The Business Model of VCs vs. Venture Debt Funds
Note: This is the second in a series of 6 posts on venture debt.
As mentioned in a prelude recently, Venture Debt is often a commonly misunderstood source of capital for growing SaaS startups.
In order to fully understand why, let’s start with breaking down the business model of a VC (Equity) and Venture Debt fund.
VC (Equity) Fund
The Pareto principle applies to VC funds — 80% of returns come from 20% of startups.
Below is an illustrative VC business model taken from a TechCrunch article published last year.
Source: Money Talks, Gil Ben-Artzy
Limited Partners (or “LPs”) — the family offices, institutions, corporates, pension funds, endowments, sovereign wealth funds, and fund of funds that invest in funds — expect at least a 3x return on capital committed and invested over a typical 10-year VC fund life. This equates to a minimum internal rate of return (“IRR”) of 12% annually. (In reality, top quartile VC funds perform much better.)
An overwhelming majority of early stage investments ‘fail’ (i.e. 50% of invested capital provide less than 1x return on capital and are effectively written-off). Most of the return for VC funds come from 20% (more or less) of invested capital. This implies that the minimum IRR for each investment — in other words, the annual growth in value of a business —is at least 60%.
For a scale up business (in Europe, this would be classified as a Series A/B investment), this means that 60% is often the minimum growth rate expected by VC funds — either by increasing top line revenue and/or expansion of enterprise value multiple.
Another reality of VC-backed businesses is that by default they fall into 3 buckets:
The Rockstars* that aspire to become a Unicorn — a VC fund will want to invest as much capital as possible in this rare breed,
The Dark Horses where a VC will invest energy, time, and provide access to their network in hopes they are Rockstars, or
The Walking Zombies that never quite figure out their product-market fit or commercial scalability.
Since most of the fund’s return comes from top performing businesses, the VC model is heavily reliant on identifying and building ownership stake in the Rockstars that will become real Unicorns and guiding the Dark Horses as far as possible in their journey.
Venture Debt Fund
Venture Debt funds, in comparison, are expected to deliver half the returns of a VC fund. A top performing venture debt fund can deliver 1.5x return over a 10-year period.
The main differences are:
The ‘failure rate’ is much lower for a Venture Debt fund — 5% or less of invested capital is written-off — due to the pre-screening of investment opportunities through VC funds and, sadly, sometimes the unwillingness of VCs to ‘let go’ of startups that have been funded and ‘drip fed’ resources for far too long.

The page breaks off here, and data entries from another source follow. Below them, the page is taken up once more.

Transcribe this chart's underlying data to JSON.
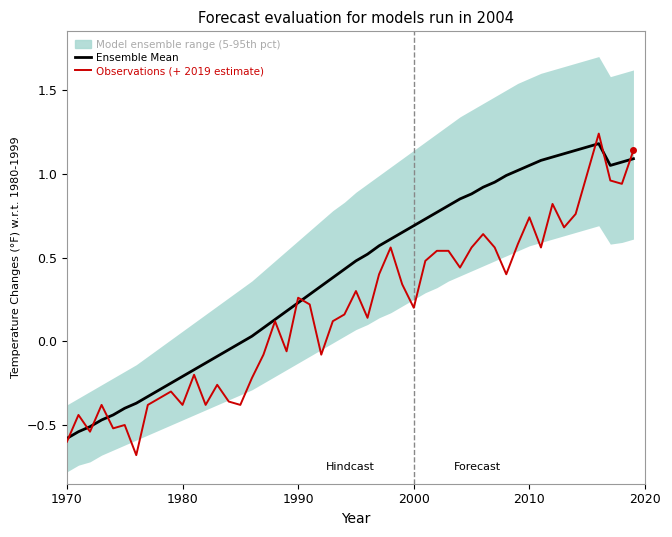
{
  "title": "Forecast evaluation for models run in 2004",
  "xlabel": "Year",
  "ylabel": "Temperature Changes (°F) w.r.t. 1980-1999",
  "xlim": [
    1970,
    2020
  ],
  "ylim": [
    -0.85,
    1.85
  ],
  "yticks": [
    -0.5,
    0.0,
    0.5,
    1.0,
    1.5
  ],
  "xticks": [
    1970,
    1980,
    1990,
    2000,
    2010,
    2020
  ],
  "hindcast_label": "Hindcast",
  "forecast_label": "Forecast",
  "vline_x": 2000,
  "bg_color": "#ffffff",
  "shade_color": "#a8d8d2",
  "ensemble_color": "#000000",
  "obs_color": "#cc0000",
  "legend_shade_label": "Model ensemble range (5-95th pct)",
  "legend_ensemble_label": "Ensemble Mean",
  "legend_obs_label": "Observations (+ 2019 estimate)",
  "years_ensemble": [
    1970,
    1971,
    1972,
    1973,
    1974,
    1975,
    1976,
    1977,
    1978,
    1979,
    1980,
    1981,
    1982,
    1983,
    1984,
    1985,
    1986,
    1987,
    1988,
    1989,
    1990,
    1991,
    1992,
    1993,
    1994,
    1995,
    1996,
    1997,
    1998,
    1999,
    2000,
    2001,
    2002,
    2003,
    2004,
    2005,
    2006,
    2007,
    2008,
    2009,
    2010,
    2011,
    2012,
    2013,
    2014,
    2015,
    2016,
    2017,
    2018,
    2019
  ],
  "ensemble_mean": [
    -0.58,
    -0.54,
    -0.51,
    -0.47,
    -0.44,
    -0.4,
    -0.37,
    -0.33,
    -0.29,
    -0.25,
    -0.21,
    -0.17,
    -0.13,
    -0.09,
    -0.05,
    -0.01,
    0.03,
    0.08,
    0.13,
    0.18,
    0.23,
    0.28,
    0.33,
    0.38,
    0.43,
    0.48,
    0.52,
    0.57,
    0.61,
    0.65,
    0.69,
    0.73,
    0.77,
    0.81,
    0.85,
    0.88,
    0.92,
    0.95,
    0.99,
    1.02,
    1.05,
    1.08,
    1.1,
    1.12,
    1.14,
    1.16,
    1.18,
    1.05,
    1.07,
    1.09
  ],
  "ensemble_upper": [
    -0.38,
    -0.34,
    -0.3,
    -0.26,
    -0.22,
    -0.18,
    -0.14,
    -0.09,
    -0.04,
    0.01,
    0.06,
    0.11,
    0.16,
    0.21,
    0.26,
    0.31,
    0.36,
    0.42,
    0.48,
    0.54,
    0.6,
    0.66,
    0.72,
    0.78,
    0.83,
    0.89,
    0.94,
    0.99,
    1.04,
    1.09,
    1.14,
    1.19,
    1.24,
    1.29,
    1.34,
    1.38,
    1.42,
    1.46,
    1.5,
    1.54,
    1.57,
    1.6,
    1.62,
    1.64,
    1.66,
    1.68,
    1.7,
    1.58,
    1.6,
    1.62
  ],
  "ensemble_lower": [
    -0.78,
    -0.74,
    -0.72,
    -0.68,
    -0.65,
    -0.62,
    -0.59,
    -0.56,
    -0.53,
    -0.5,
    -0.47,
    -0.44,
    -0.41,
    -0.38,
    -0.35,
    -0.32,
    -0.29,
    -0.25,
    -0.21,
    -0.17,
    -0.13,
    -0.09,
    -0.05,
    -0.01,
    0.03,
    0.07,
    0.1,
    0.14,
    0.17,
    0.21,
    0.25,
    0.29,
    0.32,
    0.36,
    0.39,
    0.42,
    0.45,
    0.48,
    0.51,
    0.54,
    0.57,
    0.59,
    0.61,
    0.63,
    0.65,
    0.67,
    0.69,
    0.58,
    0.59,
    0.61
  ],
  "years_obs": [
    1970,
    1971,
    1972,
    1973,
    1974,
    1975,
    1976,
    1977,
    1978,
    1979,
    1980,
    1981,
    1982,
    1983,
    1984,
    1985,
    1986,
    1987,
    1988,
    1989,
    1990,
    1991,
    1992,
    1993,
    1994,
    1995,
    1996,
    1997,
    1998,
    1999,
    2000,
    2001,
    2002,
    2003,
    2004,
    2005,
    2006,
    2007,
    2008,
    2009,
    2010,
    2011,
    2012,
    2013,
    2014,
    2015,
    2016,
    2017,
    2018,
    2019
  ],
  "observations": [
    -0.6,
    -0.44,
    -0.54,
    -0.38,
    -0.52,
    -0.5,
    -0.68,
    -0.38,
    -0.34,
    -0.3,
    -0.38,
    -0.2,
    -0.38,
    -0.26,
    -0.36,
    -0.38,
    -0.22,
    -0.08,
    0.12,
    -0.06,
    0.26,
    0.22,
    -0.08,
    0.12,
    0.16,
    0.3,
    0.14,
    0.4,
    0.56,
    0.34,
    0.2,
    0.48,
    0.54,
    0.54,
    0.44,
    0.56,
    0.64,
    0.56,
    0.4,
    0.58,
    0.74,
    0.56,
    0.82,
    0.68,
    0.76,
    1.0,
    1.24,
    0.96,
    0.94,
    1.14
  ]
}
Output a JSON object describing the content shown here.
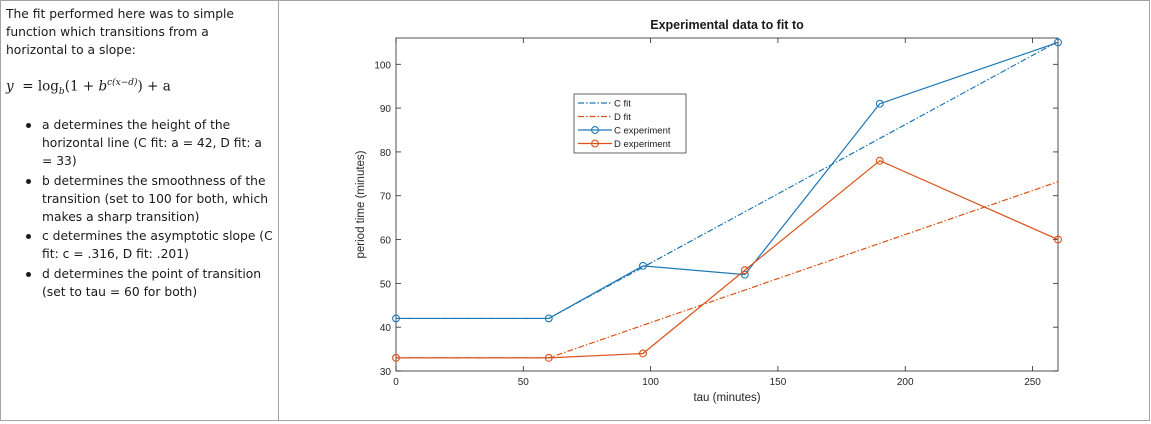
{
  "description": {
    "intro": "The fit performed here was to simple function which transitions from a horizontal to a slope:",
    "formula": {
      "lhs": "y",
      "log_base": "b",
      "inner_start": "(1 + ",
      "power_base": "b",
      "exponent": "c(x−d)",
      "tail": ") + a"
    },
    "bullets": [
      "a determines the height of the horizontal line (C fit: a = 42, D fit: a = 33)",
      "b determines the smoothness of the transition (set to 100 for both, which makes a sharp transition)",
      "c determines the asymptotic slope (C fit: c = .316, D fit: .201)",
      "d determines the point of transition (set to tau = 60 for both)"
    ]
  },
  "chart_data": {
    "type": "line",
    "title": "Experimental data to fit to",
    "xlabel": "tau (minutes)",
    "ylabel": "period time (minutes)",
    "xlim": [
      0,
      260
    ],
    "ylim": [
      30,
      106
    ],
    "xticks": [
      0,
      50,
      100,
      150,
      200,
      250
    ],
    "yticks": [
      30,
      40,
      50,
      60,
      70,
      80,
      90,
      100
    ],
    "grid": false,
    "legend_position": "top-left-inside",
    "colors": {
      "C": "#1f77b4",
      "D": "#d95319"
    },
    "series": [
      {
        "name": "C fit",
        "style": "dash-dot",
        "color": "#1f77b4",
        "x": [
          0,
          60,
          260
        ],
        "y": [
          42,
          42,
          105.2
        ]
      },
      {
        "name": "D fit",
        "style": "dash-dot",
        "color": "#d95319",
        "x": [
          0,
          60,
          260
        ],
        "y": [
          33,
          33,
          73.2
        ]
      },
      {
        "name": "C experiment",
        "style": "solid-circle",
        "color": "#1f77b4",
        "x": [
          0,
          60,
          97,
          137,
          190,
          260
        ],
        "y": [
          42,
          42,
          54,
          52,
          91,
          105
        ]
      },
      {
        "name": "D experiment",
        "style": "solid-circle",
        "color": "#d95319",
        "x": [
          0,
          60,
          97,
          137,
          190,
          260
        ],
        "y": [
          33,
          33,
          34,
          53,
          78,
          60
        ]
      }
    ]
  }
}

A Venture Debt fund is a yield instrument. This means that fund income is generated through a steady and frequent stream of future cash expected (In contrast, VC funds provide multiples return through only two cash entry and exit points — when you initially invest in the business and when you sell the investment — with a long holding period in between). The Venture Debt fund returns borrowed capital and generates income through the (i) coupon or interest paid monthly, (ii) closing/transaction and maturity/end of loan fees, (iii) repayment schedule, and (iv) warrants. Warrants are the ‘sweetener’ that allows the debt fund to participate in the upside that a VC fund has by taking options in the business (typically priced at the most recent round’s valuation) later converted into shares on a cashless basis in an exit event. The first three really drive the IRR (i.e. yield) and the last variable impacts the fund return multiple. In most cases, the typical structure of a venture loan assumes initial capital borrowed is returned in the first 15–18 months of a 3-year loan and the remaining capital is then profit to the fund. (I will discuss market terms for European loans and how to best negotiate in a separate post.)
In addition, a Venture Debt fund re-invests capital committed at least once (i.e. ignoring management fees, a $100MM fund can recycle and invest over $200MM of capital to startups). This mechanism is usually quite limited for VC funds.
A European venture debt fund can generate ~10–13% IRR on debt alone and ~20% (and up to 30% or higher in certain cases) when including warrants from successful VC exits.
The hurdle rate for growth in business value is much lower as a result of this fund model – in most cases, 20% will suffice. Almost all of a Venture Debt fund’s capital is provided to the Dark Horses (given excess supply of venture funding available for the Rockstars).
Bottom Line
There are key differences between the business model of a VC and Venture Debt fund (summarized below).
If you are a Rockstar* SaaS scale up, then both debt and equity can be raised.
If you are a Dark Horse aspiring to be a Rockstar, then debt is likely the most viable funding option until you are a Rockstar.
Since there is a cost to servicing debt (with equity) as well as a signalling effect, there is a more appropriate time to raise Venture Debt for a cash burning, fast growth SaaS business.
(Full disclosure: I spent 6 years advising and providing debt to European and US businesses from technology startups to public companies. The first two years of my venture career were spent as part of the founding team for Columbia Lake Partners, the European venture debt fund backed by the partners of Bessemer Venture Partners.)